Haraway: My Cyborg, Myself?

With the cyborg, this binary busting network, Haraway attempts to articulate a new ontological category (or perhaps mode is a better word to use here), one that, unlike the human, does not rely on Judeo-Christian narratives of redemption and salvation. She uses the cyborg, in part, to pull the curtains on this Enlightenment era liberal fiction which continues to police and proliferate the self/other organizing structure and boundary. For Haraway and her cyborg, there is no origin story, no fantasy of wholeness, there are only “partial explanations” (299). In this way, her cyborg’s apparent science-fiction, perhaps like all science fiction, tries to help us better see the real. While Haraway’s argument, in trying to desacralize the human, attempts to move away from the disciplinary terrain of the Humanities, as my heavy-handed title suggests, she does not do that.

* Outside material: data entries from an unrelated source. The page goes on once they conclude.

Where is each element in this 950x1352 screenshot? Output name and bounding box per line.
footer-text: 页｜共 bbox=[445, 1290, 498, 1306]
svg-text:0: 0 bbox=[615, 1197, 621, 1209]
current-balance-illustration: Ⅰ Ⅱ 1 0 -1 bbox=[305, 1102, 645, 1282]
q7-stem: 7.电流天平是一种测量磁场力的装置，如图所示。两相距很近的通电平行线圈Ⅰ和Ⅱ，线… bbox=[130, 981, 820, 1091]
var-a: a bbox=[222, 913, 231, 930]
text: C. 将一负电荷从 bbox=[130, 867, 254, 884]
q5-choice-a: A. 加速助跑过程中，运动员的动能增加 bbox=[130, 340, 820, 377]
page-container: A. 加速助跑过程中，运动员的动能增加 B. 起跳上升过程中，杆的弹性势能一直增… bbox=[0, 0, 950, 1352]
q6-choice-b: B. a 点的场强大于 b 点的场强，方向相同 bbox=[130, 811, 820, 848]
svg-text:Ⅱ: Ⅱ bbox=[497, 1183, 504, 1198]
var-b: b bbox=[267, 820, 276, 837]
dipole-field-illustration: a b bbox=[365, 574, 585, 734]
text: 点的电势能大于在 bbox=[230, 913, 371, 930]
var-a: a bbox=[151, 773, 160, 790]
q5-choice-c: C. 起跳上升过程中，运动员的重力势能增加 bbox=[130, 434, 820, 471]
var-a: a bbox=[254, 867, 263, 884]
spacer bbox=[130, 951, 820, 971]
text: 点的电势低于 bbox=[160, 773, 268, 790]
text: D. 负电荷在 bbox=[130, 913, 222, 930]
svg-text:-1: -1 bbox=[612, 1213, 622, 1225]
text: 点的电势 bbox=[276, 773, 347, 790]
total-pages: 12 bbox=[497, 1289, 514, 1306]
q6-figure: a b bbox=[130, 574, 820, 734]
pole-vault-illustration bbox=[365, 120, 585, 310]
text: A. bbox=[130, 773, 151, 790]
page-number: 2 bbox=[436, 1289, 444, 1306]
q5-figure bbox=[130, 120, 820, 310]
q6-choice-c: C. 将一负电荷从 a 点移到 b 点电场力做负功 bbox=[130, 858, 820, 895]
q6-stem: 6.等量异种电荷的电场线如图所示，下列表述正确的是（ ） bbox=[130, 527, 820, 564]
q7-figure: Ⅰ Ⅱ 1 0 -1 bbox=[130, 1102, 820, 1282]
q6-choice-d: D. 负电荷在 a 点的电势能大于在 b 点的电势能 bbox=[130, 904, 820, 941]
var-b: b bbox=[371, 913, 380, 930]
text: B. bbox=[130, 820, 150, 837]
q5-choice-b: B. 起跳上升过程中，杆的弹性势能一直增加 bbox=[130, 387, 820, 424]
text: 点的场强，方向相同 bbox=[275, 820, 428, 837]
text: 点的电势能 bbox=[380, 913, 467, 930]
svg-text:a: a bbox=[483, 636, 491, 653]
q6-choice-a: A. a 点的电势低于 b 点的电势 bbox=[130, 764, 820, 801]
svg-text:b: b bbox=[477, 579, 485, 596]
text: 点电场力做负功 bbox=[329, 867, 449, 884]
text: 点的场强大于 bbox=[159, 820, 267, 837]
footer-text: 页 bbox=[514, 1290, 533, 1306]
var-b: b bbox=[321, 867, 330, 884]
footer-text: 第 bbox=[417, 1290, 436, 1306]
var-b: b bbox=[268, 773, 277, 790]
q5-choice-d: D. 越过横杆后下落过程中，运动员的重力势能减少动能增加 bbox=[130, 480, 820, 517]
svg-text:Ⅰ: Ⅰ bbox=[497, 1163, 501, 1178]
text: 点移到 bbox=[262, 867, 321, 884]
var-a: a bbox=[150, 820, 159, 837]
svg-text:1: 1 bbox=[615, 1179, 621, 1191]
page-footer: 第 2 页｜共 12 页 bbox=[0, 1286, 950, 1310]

Haraway’s narrative around the cyborg seems to have something to do with the literacy or education narrative; encouraging those in the humanities to become scientifically literate, encouraging “cyborgs” to write and not be written.

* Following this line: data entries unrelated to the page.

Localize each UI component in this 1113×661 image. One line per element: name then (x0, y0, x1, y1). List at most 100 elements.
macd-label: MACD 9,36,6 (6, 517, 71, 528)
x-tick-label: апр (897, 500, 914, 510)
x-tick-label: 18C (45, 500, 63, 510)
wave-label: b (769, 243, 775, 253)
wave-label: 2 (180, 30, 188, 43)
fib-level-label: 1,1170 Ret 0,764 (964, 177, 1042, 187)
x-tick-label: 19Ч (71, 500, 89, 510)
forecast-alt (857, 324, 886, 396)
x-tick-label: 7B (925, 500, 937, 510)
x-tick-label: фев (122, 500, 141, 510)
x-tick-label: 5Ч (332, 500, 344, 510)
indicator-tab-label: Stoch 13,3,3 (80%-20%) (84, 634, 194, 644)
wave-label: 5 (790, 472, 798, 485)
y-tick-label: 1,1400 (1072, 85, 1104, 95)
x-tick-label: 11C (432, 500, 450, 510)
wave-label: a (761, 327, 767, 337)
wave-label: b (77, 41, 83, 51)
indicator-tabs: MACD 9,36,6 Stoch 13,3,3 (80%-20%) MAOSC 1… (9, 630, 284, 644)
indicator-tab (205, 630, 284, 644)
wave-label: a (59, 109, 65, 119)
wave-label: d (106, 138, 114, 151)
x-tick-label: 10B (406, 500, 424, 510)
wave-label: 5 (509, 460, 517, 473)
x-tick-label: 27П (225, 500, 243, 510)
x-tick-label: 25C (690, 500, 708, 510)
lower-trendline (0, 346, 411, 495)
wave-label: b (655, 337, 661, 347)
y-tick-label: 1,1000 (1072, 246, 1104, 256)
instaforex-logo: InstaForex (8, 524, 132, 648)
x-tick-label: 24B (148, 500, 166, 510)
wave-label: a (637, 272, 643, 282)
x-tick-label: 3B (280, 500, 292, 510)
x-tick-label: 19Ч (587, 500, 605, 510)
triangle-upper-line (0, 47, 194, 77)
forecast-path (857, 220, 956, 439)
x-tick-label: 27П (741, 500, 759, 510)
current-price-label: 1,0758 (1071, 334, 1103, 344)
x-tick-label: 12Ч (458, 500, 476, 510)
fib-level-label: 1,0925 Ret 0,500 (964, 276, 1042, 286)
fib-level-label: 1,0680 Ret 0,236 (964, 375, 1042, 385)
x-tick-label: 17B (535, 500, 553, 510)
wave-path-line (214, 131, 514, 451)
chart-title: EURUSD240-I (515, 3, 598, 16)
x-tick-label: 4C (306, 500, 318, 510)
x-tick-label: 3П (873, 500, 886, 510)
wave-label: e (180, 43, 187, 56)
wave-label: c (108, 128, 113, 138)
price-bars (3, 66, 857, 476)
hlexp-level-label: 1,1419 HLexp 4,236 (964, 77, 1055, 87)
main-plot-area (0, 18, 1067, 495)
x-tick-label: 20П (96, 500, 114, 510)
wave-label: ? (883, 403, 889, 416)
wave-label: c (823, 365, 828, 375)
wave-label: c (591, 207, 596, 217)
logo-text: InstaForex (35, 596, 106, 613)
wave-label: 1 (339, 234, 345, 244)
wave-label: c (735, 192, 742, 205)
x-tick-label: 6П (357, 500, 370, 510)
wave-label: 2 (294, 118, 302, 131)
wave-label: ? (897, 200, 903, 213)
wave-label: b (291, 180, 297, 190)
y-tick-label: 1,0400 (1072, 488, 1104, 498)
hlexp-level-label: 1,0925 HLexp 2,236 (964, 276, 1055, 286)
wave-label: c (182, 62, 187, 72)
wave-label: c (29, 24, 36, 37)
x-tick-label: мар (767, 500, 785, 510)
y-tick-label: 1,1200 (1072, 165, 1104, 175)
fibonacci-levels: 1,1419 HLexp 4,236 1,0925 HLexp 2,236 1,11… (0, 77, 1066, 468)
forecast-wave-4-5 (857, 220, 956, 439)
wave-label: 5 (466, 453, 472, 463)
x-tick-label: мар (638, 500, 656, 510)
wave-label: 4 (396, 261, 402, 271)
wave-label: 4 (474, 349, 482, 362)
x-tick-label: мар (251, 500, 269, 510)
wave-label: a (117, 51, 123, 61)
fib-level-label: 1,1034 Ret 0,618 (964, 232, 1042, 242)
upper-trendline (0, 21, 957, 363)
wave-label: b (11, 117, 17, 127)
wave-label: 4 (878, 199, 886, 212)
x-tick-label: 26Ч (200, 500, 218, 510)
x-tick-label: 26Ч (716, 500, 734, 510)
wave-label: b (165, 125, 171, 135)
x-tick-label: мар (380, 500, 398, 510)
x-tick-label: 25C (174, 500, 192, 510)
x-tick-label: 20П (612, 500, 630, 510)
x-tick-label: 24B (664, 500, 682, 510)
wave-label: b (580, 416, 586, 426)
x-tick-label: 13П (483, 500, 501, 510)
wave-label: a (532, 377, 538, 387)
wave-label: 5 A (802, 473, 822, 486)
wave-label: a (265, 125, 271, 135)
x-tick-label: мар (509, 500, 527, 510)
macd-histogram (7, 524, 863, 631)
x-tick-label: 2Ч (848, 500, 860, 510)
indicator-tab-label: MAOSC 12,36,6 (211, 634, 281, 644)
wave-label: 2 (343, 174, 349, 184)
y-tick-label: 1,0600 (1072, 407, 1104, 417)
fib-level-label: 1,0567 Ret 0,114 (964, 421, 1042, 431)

I understand her call to critically engage with communication sciences and biology as having at least two motivations. On the one hand, Haraway understands these two disciplines to offer a different kind of ontological story, one that is decidedly un-ontological. She writes that they offer “constructions of natural-technical objects of knowledge in which the difference between machine and organism is thoroughly blurred; mind, body and tool are on very intimate terms” (303). She uses the “network” language to complicate the cellular self idea (although Enlightenment era ideas of the self were, I recently learned, informed by scientists’ discovery of the cell). On the other hand, Haraway’s argument around the cyborg is a feminist one, and she spends some time thinking through the ramification of Gordon’s “Homework Economy” on specifically women of color. If this “New Industrial Revolution” is capable of “producing a new worldwide working class as well as new sexualities and ethnicities” (304), Haraway wants women, in particular, to become critical producers, or authors, of these identities instead of those being continuously produced. At stake here is the labor of the political imagination; who does it imagine and who gets to do the imaging? To this effect, Haraway posits a question which I think drives her essay and one that still seems relevant today: “What kind of constitutive role in the production of knowledge, imagination and practice can new groups doing science have?” (307).

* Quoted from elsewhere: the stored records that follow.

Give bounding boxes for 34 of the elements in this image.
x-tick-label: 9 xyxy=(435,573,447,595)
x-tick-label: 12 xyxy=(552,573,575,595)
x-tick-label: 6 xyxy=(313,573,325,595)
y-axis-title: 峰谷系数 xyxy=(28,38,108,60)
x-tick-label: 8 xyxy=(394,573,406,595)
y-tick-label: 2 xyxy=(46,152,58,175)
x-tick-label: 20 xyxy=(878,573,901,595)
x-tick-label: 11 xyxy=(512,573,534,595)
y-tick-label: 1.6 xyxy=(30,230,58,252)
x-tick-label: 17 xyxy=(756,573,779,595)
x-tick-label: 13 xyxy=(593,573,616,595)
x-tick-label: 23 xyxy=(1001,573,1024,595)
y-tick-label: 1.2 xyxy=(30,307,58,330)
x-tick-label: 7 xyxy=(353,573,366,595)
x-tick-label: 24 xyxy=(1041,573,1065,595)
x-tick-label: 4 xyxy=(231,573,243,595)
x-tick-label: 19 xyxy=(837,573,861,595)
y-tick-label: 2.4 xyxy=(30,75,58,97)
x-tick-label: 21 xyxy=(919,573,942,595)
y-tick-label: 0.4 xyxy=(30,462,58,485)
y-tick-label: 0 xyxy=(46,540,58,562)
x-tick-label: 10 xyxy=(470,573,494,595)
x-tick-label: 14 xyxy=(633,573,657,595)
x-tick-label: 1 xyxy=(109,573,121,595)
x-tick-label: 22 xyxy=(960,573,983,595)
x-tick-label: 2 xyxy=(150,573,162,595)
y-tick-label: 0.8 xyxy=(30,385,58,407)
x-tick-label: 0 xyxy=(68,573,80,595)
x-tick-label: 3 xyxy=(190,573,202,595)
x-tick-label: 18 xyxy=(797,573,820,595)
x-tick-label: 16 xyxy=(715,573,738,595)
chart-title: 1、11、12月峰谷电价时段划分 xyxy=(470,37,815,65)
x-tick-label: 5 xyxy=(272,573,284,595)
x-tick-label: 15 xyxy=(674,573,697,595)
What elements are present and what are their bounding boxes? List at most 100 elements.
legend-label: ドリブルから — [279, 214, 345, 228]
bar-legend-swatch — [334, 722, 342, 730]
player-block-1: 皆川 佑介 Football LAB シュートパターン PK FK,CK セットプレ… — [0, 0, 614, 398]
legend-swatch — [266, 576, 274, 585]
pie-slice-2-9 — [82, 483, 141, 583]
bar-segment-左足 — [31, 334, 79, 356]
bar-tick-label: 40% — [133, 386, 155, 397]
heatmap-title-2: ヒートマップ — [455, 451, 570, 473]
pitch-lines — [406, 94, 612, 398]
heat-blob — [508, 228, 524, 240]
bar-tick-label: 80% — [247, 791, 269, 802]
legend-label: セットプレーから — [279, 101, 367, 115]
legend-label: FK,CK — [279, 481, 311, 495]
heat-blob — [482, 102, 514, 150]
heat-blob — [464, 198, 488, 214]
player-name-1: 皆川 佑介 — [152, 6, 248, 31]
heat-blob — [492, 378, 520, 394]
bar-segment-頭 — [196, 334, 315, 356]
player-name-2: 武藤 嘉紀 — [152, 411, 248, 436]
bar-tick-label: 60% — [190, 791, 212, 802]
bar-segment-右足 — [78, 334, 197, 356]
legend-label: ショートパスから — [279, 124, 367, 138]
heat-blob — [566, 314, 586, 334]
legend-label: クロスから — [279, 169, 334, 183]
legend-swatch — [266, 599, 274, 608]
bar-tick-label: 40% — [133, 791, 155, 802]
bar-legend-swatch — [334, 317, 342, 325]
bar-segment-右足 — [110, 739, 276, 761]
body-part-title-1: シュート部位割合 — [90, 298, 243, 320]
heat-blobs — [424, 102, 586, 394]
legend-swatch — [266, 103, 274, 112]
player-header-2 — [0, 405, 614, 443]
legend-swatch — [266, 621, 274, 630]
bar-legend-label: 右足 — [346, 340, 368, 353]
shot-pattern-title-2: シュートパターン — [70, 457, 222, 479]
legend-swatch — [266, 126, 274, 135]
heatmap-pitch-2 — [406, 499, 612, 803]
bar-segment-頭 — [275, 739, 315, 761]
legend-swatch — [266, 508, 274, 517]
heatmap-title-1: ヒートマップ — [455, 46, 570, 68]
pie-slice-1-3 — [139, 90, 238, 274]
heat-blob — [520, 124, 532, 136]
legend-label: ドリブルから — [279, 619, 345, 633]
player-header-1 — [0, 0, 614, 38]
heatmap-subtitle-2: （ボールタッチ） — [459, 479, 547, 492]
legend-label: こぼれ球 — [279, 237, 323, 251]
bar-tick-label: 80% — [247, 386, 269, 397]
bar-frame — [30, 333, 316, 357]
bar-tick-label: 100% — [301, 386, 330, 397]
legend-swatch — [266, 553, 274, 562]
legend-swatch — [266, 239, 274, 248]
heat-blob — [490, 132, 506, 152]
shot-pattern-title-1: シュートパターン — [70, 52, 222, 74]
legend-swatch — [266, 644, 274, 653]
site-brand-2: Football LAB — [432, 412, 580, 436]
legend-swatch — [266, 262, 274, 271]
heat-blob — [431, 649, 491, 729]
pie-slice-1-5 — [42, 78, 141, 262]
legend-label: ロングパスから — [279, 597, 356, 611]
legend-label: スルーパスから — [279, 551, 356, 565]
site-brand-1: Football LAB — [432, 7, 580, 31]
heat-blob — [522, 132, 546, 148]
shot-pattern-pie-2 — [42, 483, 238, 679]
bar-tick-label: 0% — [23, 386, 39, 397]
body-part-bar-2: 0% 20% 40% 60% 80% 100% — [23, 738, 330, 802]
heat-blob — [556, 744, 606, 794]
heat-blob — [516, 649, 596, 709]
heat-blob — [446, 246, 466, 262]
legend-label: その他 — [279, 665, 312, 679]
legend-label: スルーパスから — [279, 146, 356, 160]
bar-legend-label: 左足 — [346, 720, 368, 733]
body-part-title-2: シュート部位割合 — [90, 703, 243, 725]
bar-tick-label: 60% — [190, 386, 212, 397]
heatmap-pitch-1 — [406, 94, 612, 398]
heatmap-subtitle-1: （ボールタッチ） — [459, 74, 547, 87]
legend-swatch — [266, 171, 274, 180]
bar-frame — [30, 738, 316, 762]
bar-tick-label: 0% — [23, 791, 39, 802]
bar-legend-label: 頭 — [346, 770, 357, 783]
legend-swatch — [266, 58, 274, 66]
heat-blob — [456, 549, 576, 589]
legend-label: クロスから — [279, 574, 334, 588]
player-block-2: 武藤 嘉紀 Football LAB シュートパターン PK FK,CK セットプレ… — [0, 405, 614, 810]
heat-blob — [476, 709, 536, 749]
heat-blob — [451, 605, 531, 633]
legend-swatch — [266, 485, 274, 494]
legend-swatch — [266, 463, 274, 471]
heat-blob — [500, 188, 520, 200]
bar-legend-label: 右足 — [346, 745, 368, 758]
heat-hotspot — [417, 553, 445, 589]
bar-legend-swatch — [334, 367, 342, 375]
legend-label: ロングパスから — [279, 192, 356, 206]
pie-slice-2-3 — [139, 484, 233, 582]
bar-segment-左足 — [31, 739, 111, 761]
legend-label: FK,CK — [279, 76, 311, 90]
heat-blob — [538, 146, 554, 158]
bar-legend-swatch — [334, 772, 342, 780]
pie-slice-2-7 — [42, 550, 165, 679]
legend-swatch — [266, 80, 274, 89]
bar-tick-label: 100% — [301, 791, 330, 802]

Although her question names groups “doing science” in particular, instead of imagining what this might look like, she turns toward the acts of reading and writing, to scenes of literacy. At end of her essay, she thinks back to the realm of the Humanities, and she names some of the science fiction and feminist writers important to her project. Here, she makes a point about how they have helped us understand “how fundamental body imagery is to worldview, and so to political language” (310). (What kind of body does Haraway’s cyborg have btw?) Haraway then moves into claims about the importance of writing to “all colonized groups” (311). Writing, or “the access to the power to signify,” takes on radical potential. While she cautions us against writing stories “about the Fall” (311), ones that play into the Salvationist narrative underpinning the human, Haraway connects writing to survival and to the cyborg (she says in another part of her essay, “the task is to survive in the diaspora” (308). It is at this moment where the cyborg seems clearly linked to women, particularly women of color. (The cyborg still seems to be a subject, perhaps just not the liberal human kind?) What can we understand Haraway’s “cyborg writing” to be exactly? Is cyborg writing autobiographical writing, and does this in any way counter her earlier claims against the idea of the unified subject? Is it literally “writing,” as we commonly understand it, or is it code, image-based, and so forth? What does her reliance on the literary at this moment reveal about her larger argument?